74 名前:以下、名無しにかわりましてVIPがお送りします[]:2008/07/06(日) 20:17:25.40 ID:Vq3z2+bY0
夏休み。友人のAは、町内の子供会の役員をやっていた。
夏のイベントは、海水浴+バーベキュー。小2の長男を連れて参加した。
彼はバーベキュー係。楽しい昼飯も無事に終わり、彼の役目も終了。ビールを片手に寝転がっていた。

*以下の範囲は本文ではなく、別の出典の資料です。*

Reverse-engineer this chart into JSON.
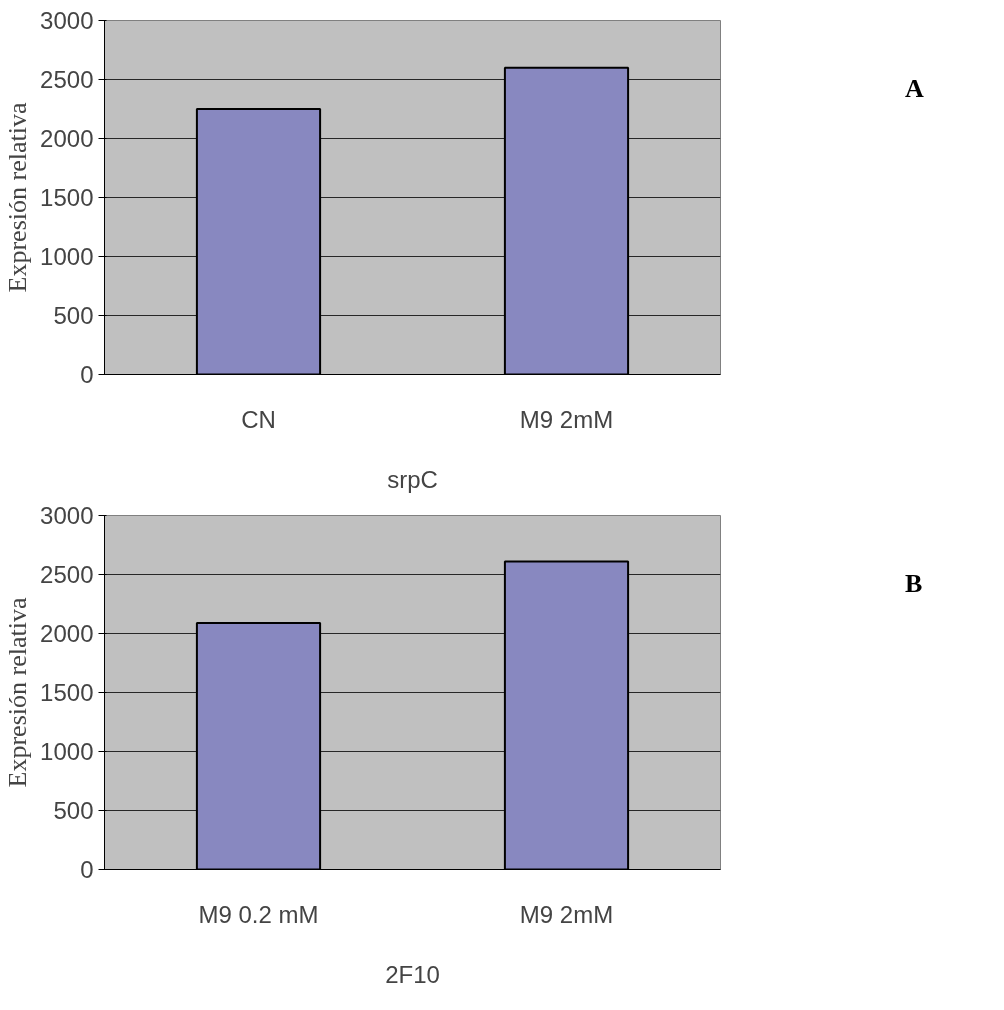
{
  "chart_data": [
    {
      "type": "bar",
      "categories": [
        "CN",
        "M9 2mM"
      ],
      "values": [
        2250,
        2600
      ],
      "color": "#8888c0",
      "xlabel": "srpC",
      "ylabel": "Expresión relativa",
      "ylim": [
        0,
        3000
      ],
      "yticks": [
        0,
        500,
        1000,
        1500,
        2000,
        2500,
        3000
      ],
      "grid": "y",
      "annotations": [
        "A"
      ]
    },
    {
      "type": "bar",
      "categories": [
        "M9 0.2 mM",
        "M9 2mM"
      ],
      "values": [
        2090,
        2610
      ],
      "color": "#8888c0",
      "xlabel": "2F10",
      "ylabel": "Expresión relativa",
      "ylim": [
        0,
        3000
      ],
      "yticks": [
        0,
        500,
        1000,
        1500,
        2000,
        2500,
        3000
      ],
      "grid": "y",
      "annotations": [
        "B"
      ]
    }
  ]
}
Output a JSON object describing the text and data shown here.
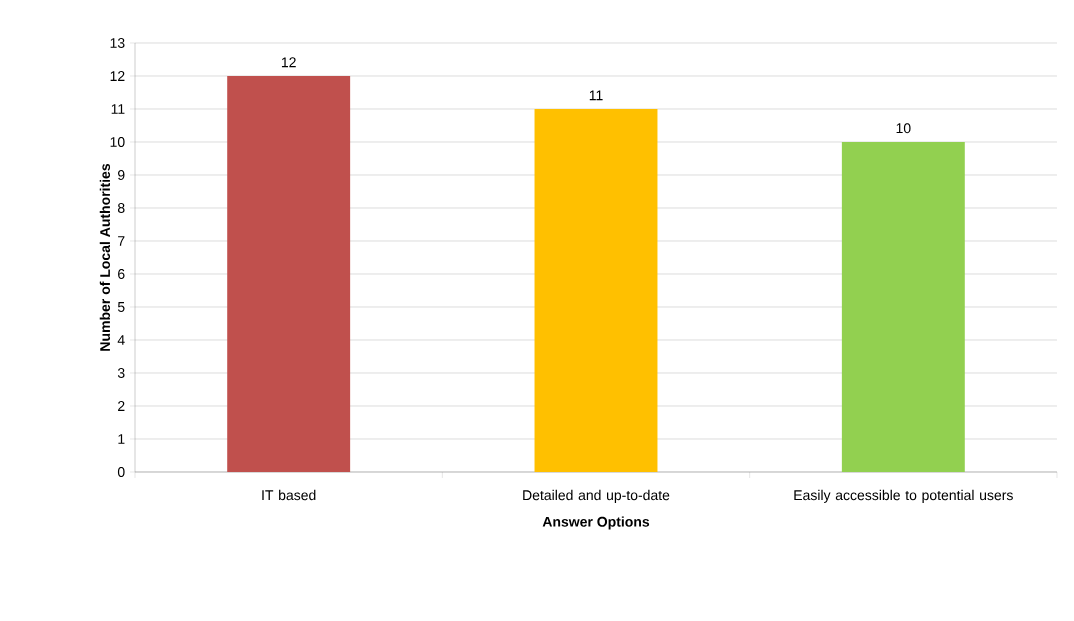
{
  "chart_data": {
    "type": "bar",
    "xlabel": "Answer Options",
    "ylabel": "Number of Local Authorities",
    "categories": [
      "IT based",
      "Detailed and up-to-date",
      "Easily accessible to potential users"
    ],
    "values": [
      12,
      11,
      10
    ],
    "colors": [
      "#c0504d",
      "#ffc000",
      "#92d050"
    ],
    "ylim": [
      0,
      13
    ],
    "yticks": [
      0,
      1,
      2,
      3,
      4,
      5,
      6,
      7,
      8,
      9,
      10,
      11,
      12,
      13
    ],
    "grid": "y",
    "data_labels": true
  }
}
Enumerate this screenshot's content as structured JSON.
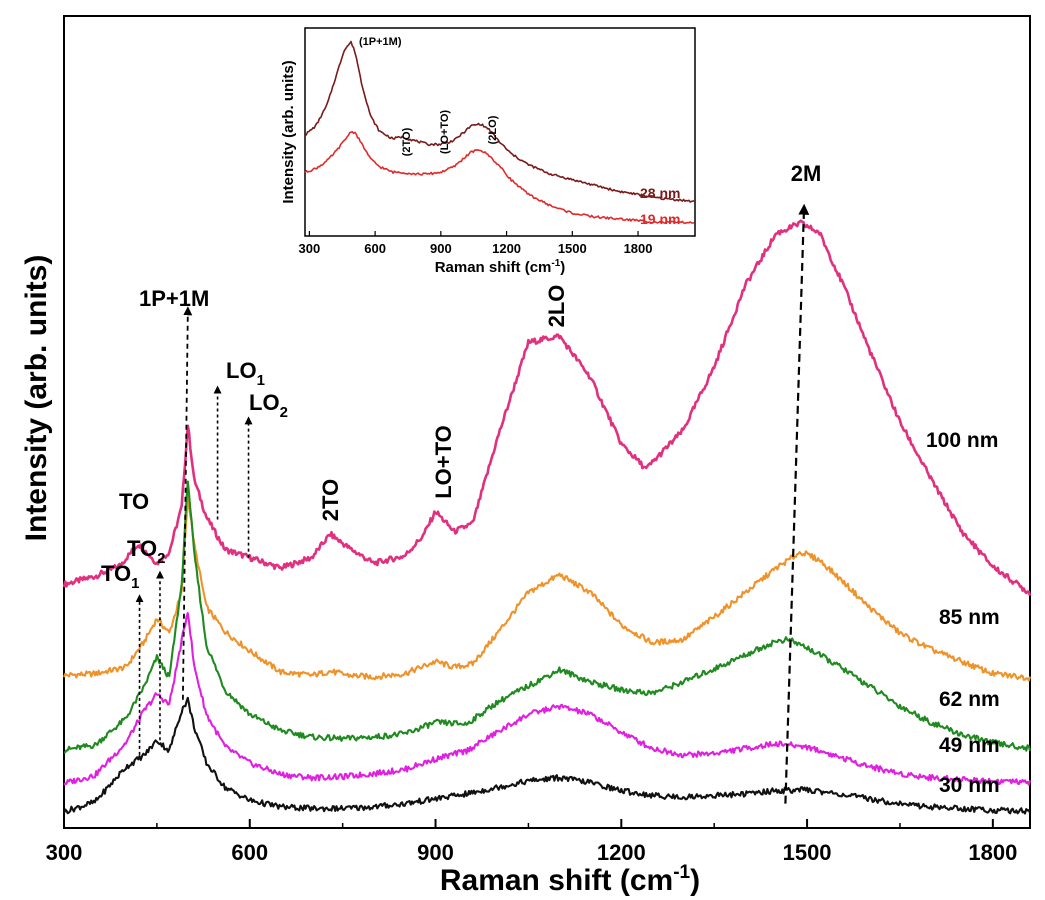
{
  "chart_data": [
    {
      "type": "line",
      "xlabel": "Raman shift (cm",
      "xlabel_sup": "-1",
      "xlabel_end": ")",
      "ylabel": "Intensity (arb. units)",
      "xlim": [
        300,
        1860
      ],
      "ylim": [
        0,
        1
      ],
      "x_ticks": [
        "300",
        "600",
        "900",
        "1200",
        "1500",
        "1800"
      ],
      "grid": false,
      "y_tick_labels_shown": false,
      "series": [
        {
          "name": "100 nm",
          "color": "#e0307e",
          "baseline": 0.3,
          "values_x": [
            300,
            350,
            390,
            420,
            450,
            470,
            490,
            500,
            510,
            530,
            560,
            600,
            650,
            700,
            730,
            760,
            800,
            850,
            880,
            900,
            930,
            960,
            1000,
            1050,
            1100,
            1150,
            1200,
            1240,
            1300,
            1350,
            1400,
            1450,
            1490,
            1520,
            1560,
            1600,
            1650,
            1700,
            1750,
            1800,
            1860
          ],
          "values_y": [
            0.3,
            0.31,
            0.323,
            0.35,
            0.326,
            0.34,
            0.395,
            0.497,
            0.43,
            0.383,
            0.343,
            0.333,
            0.32,
            0.333,
            0.362,
            0.345,
            0.326,
            0.335,
            0.36,
            0.39,
            0.365,
            0.375,
            0.48,
            0.598,
            0.606,
            0.555,
            0.473,
            0.442,
            0.49,
            0.568,
            0.668,
            0.732,
            0.745,
            0.733,
            0.666,
            0.59,
            0.5,
            0.43,
            0.365,
            0.322,
            0.289
          ]
        },
        {
          "name": "85 nm",
          "color": "#f0922a",
          "baseline": 0.188,
          "values_x": [
            300,
            350,
            400,
            430,
            450,
            470,
            490,
            500,
            510,
            530,
            560,
            600,
            650,
            700,
            730,
            760,
            800,
            850,
            900,
            930,
            960,
            1000,
            1050,
            1100,
            1150,
            1200,
            1250,
            1300,
            1350,
            1400,
            1450,
            1490,
            1520,
            1560,
            1600,
            1650,
            1700,
            1750,
            1800,
            1860
          ],
          "values_y": [
            0.188,
            0.19,
            0.198,
            0.23,
            0.258,
            0.24,
            0.29,
            0.41,
            0.35,
            0.272,
            0.242,
            0.218,
            0.192,
            0.188,
            0.193,
            0.188,
            0.186,
            0.19,
            0.205,
            0.198,
            0.202,
            0.24,
            0.29,
            0.312,
            0.29,
            0.25,
            0.228,
            0.232,
            0.26,
            0.29,
            0.32,
            0.34,
            0.33,
            0.302,
            0.272,
            0.24,
            0.22,
            0.205,
            0.19,
            0.185
          ]
        },
        {
          "name": "62 nm",
          "color": "#1f8a1f",
          "baseline": 0.096,
          "values_x": [
            300,
            350,
            400,
            430,
            450,
            470,
            490,
            500,
            510,
            530,
            560,
            600,
            650,
            700,
            750,
            800,
            850,
            900,
            950,
            1000,
            1050,
            1100,
            1150,
            1200,
            1250,
            1300,
            1350,
            1400,
            1450,
            1470,
            1500,
            1550,
            1600,
            1650,
            1700,
            1750,
            1800,
            1860
          ],
          "values_y": [
            0.096,
            0.102,
            0.135,
            0.175,
            0.21,
            0.185,
            0.3,
            0.43,
            0.34,
            0.225,
            0.17,
            0.14,
            0.12,
            0.112,
            0.11,
            0.112,
            0.116,
            0.13,
            0.128,
            0.155,
            0.175,
            0.195,
            0.18,
            0.17,
            0.166,
            0.18,
            0.196,
            0.213,
            0.23,
            0.232,
            0.222,
            0.2,
            0.175,
            0.15,
            0.13,
            0.115,
            0.105,
            0.098
          ]
        },
        {
          "name": "49 nm",
          "color": "#e020e0",
          "baseline": 0.055,
          "values_x": [
            300,
            350,
            400,
            430,
            450,
            470,
            490,
            500,
            510,
            530,
            560,
            600,
            650,
            700,
            750,
            800,
            850,
            900,
            950,
            1000,
            1050,
            1100,
            1150,
            1200,
            1250,
            1300,
            1350,
            1400,
            1450,
            1500,
            1550,
            1600,
            1650,
            1700,
            1750,
            1800,
            1860
          ],
          "values_y": [
            0.055,
            0.065,
            0.105,
            0.145,
            0.165,
            0.152,
            0.23,
            0.268,
            0.2,
            0.14,
            0.1,
            0.08,
            0.066,
            0.062,
            0.063,
            0.067,
            0.072,
            0.085,
            0.095,
            0.118,
            0.14,
            0.15,
            0.14,
            0.118,
            0.098,
            0.09,
            0.092,
            0.098,
            0.104,
            0.1,
            0.088,
            0.076,
            0.067,
            0.062,
            0.06,
            0.058,
            0.056
          ]
        },
        {
          "name": "30 nm",
          "color": "#111111",
          "baseline": 0.02,
          "values_x": [
            300,
            350,
            400,
            430,
            450,
            470,
            490,
            500,
            510,
            530,
            560,
            600,
            650,
            700,
            750,
            800,
            850,
            900,
            950,
            1000,
            1050,
            1100,
            1150,
            1200,
            1250,
            1300,
            1350,
            1400,
            1450,
            1500,
            1550,
            1600,
            1650,
            1700,
            1750,
            1800,
            1860
          ],
          "values_y": [
            0.02,
            0.032,
            0.075,
            0.09,
            0.108,
            0.095,
            0.145,
            0.158,
            0.125,
            0.08,
            0.05,
            0.034,
            0.026,
            0.024,
            0.024,
            0.026,
            0.03,
            0.036,
            0.042,
            0.05,
            0.058,
            0.062,
            0.056,
            0.046,
            0.04,
            0.038,
            0.04,
            0.042,
            0.046,
            0.047,
            0.042,
            0.036,
            0.03,
            0.026,
            0.024,
            0.022,
            0.021
          ]
        }
      ],
      "annotations": [
        {
          "text": "TO",
          "x": 420
        },
        {
          "text": "TO",
          "sub": "1",
          "x": 420
        },
        {
          "text": "TO",
          "sub": "2",
          "x": 455
        },
        {
          "text": "1P+1M",
          "x": 500
        },
        {
          "text": "LO",
          "sub": "1",
          "x": 550
        },
        {
          "text": "LO",
          "sub": "2",
          "x": 600
        },
        {
          "text": "2TO",
          "x": 730
        },
        {
          "text": "LO+TO",
          "x": 905
        },
        {
          "text": "2LO",
          "x": 1095
        },
        {
          "text": "2M",
          "x": 1490
        }
      ]
    },
    {
      "type": "line",
      "xlabel": "Raman shift (cm",
      "xlabel_sup": "-1",
      "xlabel_end": ")",
      "ylabel": "Intensity (arb. units)",
      "xlim": [
        280,
        2060
      ],
      "ylim": [
        0,
        1
      ],
      "x_ticks": [
        "300",
        "600",
        "900",
        "1200",
        "1500",
        "1800"
      ],
      "grid": false,
      "series": [
        {
          "name": "28 nm",
          "color": "#7a1a1a",
          "values_x": [
            280,
            330,
            380,
            420,
            460,
            490,
            510,
            540,
            580,
            620,
            680,
            720,
            780,
            840,
            900,
            960,
            1000,
            1040,
            1080,
            1120,
            1170,
            1220,
            1300,
            1400,
            1500,
            1600,
            1700,
            1800,
            1900,
            2000,
            2060
          ],
          "values_y": [
            0.5,
            0.55,
            0.66,
            0.81,
            0.96,
            1.0,
            0.94,
            0.77,
            0.6,
            0.52,
            0.48,
            0.49,
            0.47,
            0.45,
            0.45,
            0.47,
            0.51,
            0.55,
            0.56,
            0.53,
            0.46,
            0.4,
            0.34,
            0.29,
            0.26,
            0.23,
            0.2,
            0.18,
            0.16,
            0.15,
            0.14
          ]
        },
        {
          "name": "19 nm",
          "color": "#e02a2a",
          "values_x": [
            280,
            330,
            380,
            420,
            460,
            490,
            510,
            540,
            580,
            620,
            680,
            720,
            780,
            840,
            900,
            960,
            1000,
            1040,
            1080,
            1120,
            1170,
            1220,
            1300,
            1400,
            1500,
            1600,
            1700,
            1800,
            1900,
            2000,
            2060
          ],
          "values_y": [
            0.3,
            0.32,
            0.36,
            0.41,
            0.47,
            0.52,
            0.51,
            0.45,
            0.37,
            0.33,
            0.3,
            0.3,
            0.29,
            0.29,
            0.3,
            0.33,
            0.37,
            0.41,
            0.42,
            0.39,
            0.33,
            0.26,
            0.18,
            0.12,
            0.08,
            0.06,
            0.05,
            0.04,
            0.03,
            0.03,
            0.03
          ]
        }
      ],
      "annotations": [
        {
          "text": "(1P+1M)",
          "x": 500
        },
        {
          "text": "(2TO)",
          "x": 700
        },
        {
          "text": "(LO+TO)",
          "x": 860
        },
        {
          "text": "(2LO)",
          "x": 1075
        }
      ]
    }
  ]
}
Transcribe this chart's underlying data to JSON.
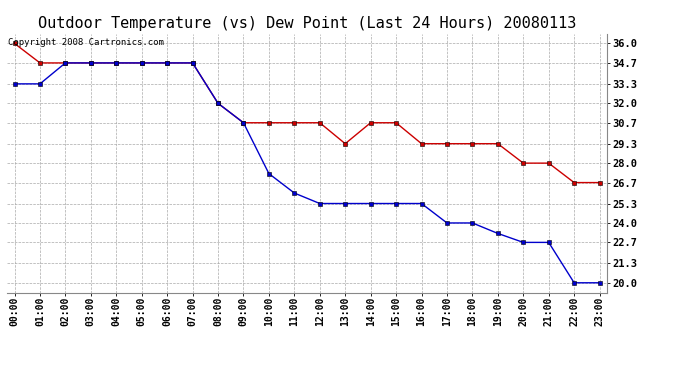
{
  "title": "Outdoor Temperature (vs) Dew Point (Last 24 Hours) 20080113",
  "copyright_text": "Copyright 2008 Cartronics.com",
  "x_labels": [
    "00:00",
    "01:00",
    "02:00",
    "03:00",
    "04:00",
    "05:00",
    "06:00",
    "07:00",
    "08:00",
    "09:00",
    "10:00",
    "11:00",
    "12:00",
    "13:00",
    "14:00",
    "15:00",
    "16:00",
    "17:00",
    "18:00",
    "19:00",
    "20:00",
    "21:00",
    "22:00",
    "23:00"
  ],
  "temp_data": [
    36.0,
    34.7,
    34.7,
    34.7,
    34.7,
    34.7,
    34.7,
    34.7,
    32.0,
    30.7,
    30.7,
    30.7,
    30.7,
    29.3,
    30.7,
    30.7,
    29.3,
    29.3,
    29.3,
    29.3,
    28.0,
    28.0,
    26.7,
    26.7
  ],
  "dew_data": [
    33.3,
    33.3,
    34.7,
    34.7,
    34.7,
    34.7,
    34.7,
    34.7,
    32.0,
    30.7,
    27.3,
    26.0,
    25.3,
    25.3,
    25.3,
    25.3,
    25.3,
    24.0,
    24.0,
    23.3,
    22.7,
    22.7,
    20.0,
    20.0
  ],
  "y_ticks": [
    20.0,
    21.3,
    22.7,
    24.0,
    25.3,
    26.7,
    28.0,
    29.3,
    30.7,
    32.0,
    33.3,
    34.7,
    36.0
  ],
  "y_min": 19.35,
  "y_max": 36.65,
  "temp_color": "#cc0000",
  "dew_color": "#0000cc",
  "grid_color": "#aaaaaa",
  "bg_color": "#ffffff",
  "title_fontsize": 11,
  "copyright_fontsize": 6.5,
  "label_fontsize": 7,
  "ytick_fontsize": 7.5
}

横では、丁度スイカ割が始まって、自分の子供もそれに参加している所。
ウトウトしていた彼の耳に、子供の声援が聞こえてくる。「もっと右!」「違う違う!」
大半の子供が失敗する中、最初の子供が成功した。「やった!」「ギャー!」
目をつぶっている彼の耳に、にぎやかな声。しばらくすると、二個目。「いいぞ!」「ギャー!」
元気である。そして三個目。「そこだ!」「ギャー!」・・・・え、ギャー?
・・・それは声援というより、女性の悲鳴に近い声。それも子供の声には思えない。
彼は気になって目を開けた。そこには楽しそうにしている子供がいるだけ。悲鳴を上げそうな女性の姿は見えない。
不審に思っている所に、最後の四個目のスイカに目がいった。丁度狙いを定めた子供が割る所。
地面に置かれているスイカ。・・・・いや、スイカじゃない!少なくとも彼には、女性の生首に見えた。
子供の棒が振り下ろされる。それは確実に生首にヒットした。・・ぐしゃ!・・「ギャー!」
スイカが、いや首が、顔を歪ませ、悲鳴を発した。つぶれ、二つに割れ、中から赤い液体がほとばしる。
彼は立ち上がり子供達の方へ。『なんて事をするんだ!』そう叫ぼうと、もう一度スイカを見ると、
それはどこも不審な所のない、ただのスイカになっていた。
彼は疲れているのだと、自分に納得させて、ふたたび横になった。そして、子供会も無事に終わった。
そして、それから数日が過ぎた。彼は、あの日の事が気になって、ちょっと調べてみた。
すると、数年前、その海岸で女性が撲殺されていた事がわかった。
致命傷は、頭蓋骨陥没だったらしい。